Ce mot : l’apporter, donna un frisson au comte Cabarot. Il pensa qu’on venait de lui parler de difformité. Il se figura les choses au pire. De quelque philosophie qu’il fût doué, il eut un moment d’hésitation. Il fut sur le point de se poser lui-même son mariage comme une question et d’admettre des causes de rupture ; heureusement, cette crise ne dura pas.
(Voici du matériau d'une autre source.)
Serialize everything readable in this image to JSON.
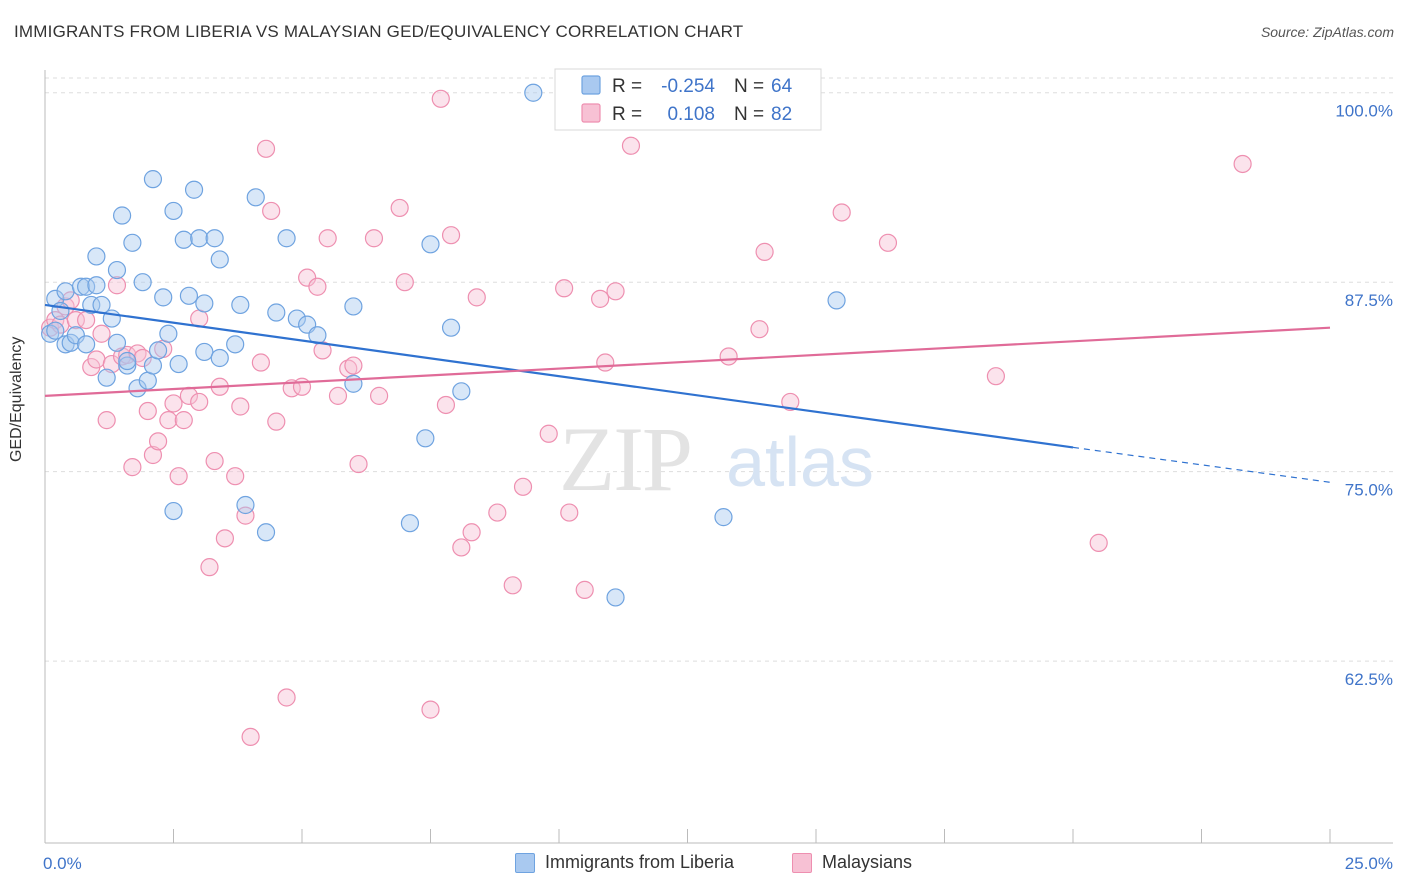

Il se rappela sur-le-champ qu’une auguste volonté avait été compromise par lui dans cette affaire, et que reculer, c’était, en quelque façon, faire mépris des bienfaits du maître ; que d’ailleurs il épousait fort peu la fille et beaucoup la dot ; qu’avec une fortune comme celle dont il aurait la jouissance, il aurait la pleine liberté de loger sa femme aussi loin de lui qu’il voudrait, et même de la reléguer à la campagne, si le séjour dans un même hôtel venait à lui déplaire.

Le comte Cabarot avait à peu près terminé les réflexions que l’on vient de voir plus haut quand la porte s’ouvrit, et la tante Catherine reparut.

— Voici Emmelina, dit-elle, en reprenant sa chaise et son tricot.

En effet, derrière elle entra Jeanne, portant la jeune fille dans ses bras. Ce fut une scène singulière.